Fall Foliage

Fall colors peak in the Southern U.S. between early October and November.

For those of us who cherish visits to Asheville, North Carolina, the city’s devastation in the wake of Helene is a stark reminder that autumn, the hallmark of Asheville’s annual calendar, will be a much different season this year.

Like thousands of other tourists, including quite a few from Louisiana, I‘ve flocked to Asheville and its surrounding communities over many years to witness the fall foliage. Thanks to the Blue Ridge Mountains and their trees poised at every pleasing vantage, the pageant of autumn in Asheville is a canvas no human artist can match.

Sometimes, parked at one of the many overlooks along the Blue Ridge Parkway, I’ve felt a lump of emotion rising in my throat, my eyes going moist. Those experiences began nearly four decades ago, when I was a young reporter who went to the mountains for relief from daily deadlines.
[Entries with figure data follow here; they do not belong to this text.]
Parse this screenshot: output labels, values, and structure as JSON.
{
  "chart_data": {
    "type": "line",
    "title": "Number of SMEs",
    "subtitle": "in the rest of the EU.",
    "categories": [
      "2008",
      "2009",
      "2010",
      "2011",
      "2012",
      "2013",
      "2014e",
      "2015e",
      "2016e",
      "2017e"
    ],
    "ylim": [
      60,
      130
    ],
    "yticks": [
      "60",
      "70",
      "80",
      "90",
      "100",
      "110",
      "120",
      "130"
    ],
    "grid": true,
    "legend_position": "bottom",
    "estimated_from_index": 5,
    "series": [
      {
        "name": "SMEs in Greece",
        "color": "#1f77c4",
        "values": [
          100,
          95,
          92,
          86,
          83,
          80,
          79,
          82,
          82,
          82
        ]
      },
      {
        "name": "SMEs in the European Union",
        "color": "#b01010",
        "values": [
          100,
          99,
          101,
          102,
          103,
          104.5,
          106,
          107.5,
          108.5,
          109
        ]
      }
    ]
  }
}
The pilgrimages continued as I married and became a father. Our trips now a family affair.

It was hard on those first few visits to put a name to what I was feeling. But with age, I came to understand that when the mountains moved me each October, I was enthralled not only by their brilliance but their shadows — the passing clouds that put deep patches of black on the browns, reds and oranges gracing the landscape. The scenery reminded me that true joy inspires us because it’s touched by shadows, too.

That’s evident each year with the turning of the colors along the Blue Ridge, a miracle made possible as trees lose their green and prepare for a long winter sleep. What results is a splendor of decline, abiding proof that beauty and loss can keep close company in any life.

This autumn has brought other connections with that strange mystery of existence. The suffering wrought by Hurricane Milton in Florida, another popular getaway for Louisiana residents, has felt like a family loss. I know that people outside Louisiana faced this contradiction after Hurricane Katrina. How could New Orleans, a place of pleasant escape for so many tourists, be burdened by such an epic tragedy?

I began thinking about all of this as the good people of Asheville began the long slog of recovery from their terrible storm. Among the residents are many newcomers who came to Asheville because of its loveliness. Now, they face ruin and grief, challenges now shared by all of those touched by Helene and Milton. The agony of Americans this year in some of the world’s most stunning places points to a hard truth — namely, that every earthly paradise has its trials, calling us to summon the best in ourselves to answer the worst of nature’s wrath.

Watching the storm coverage this autumn, I’ve felt a familiar lump rising in my throat. The courage of the survivors has shown us that even in deep shadows, life has a way of pushing through.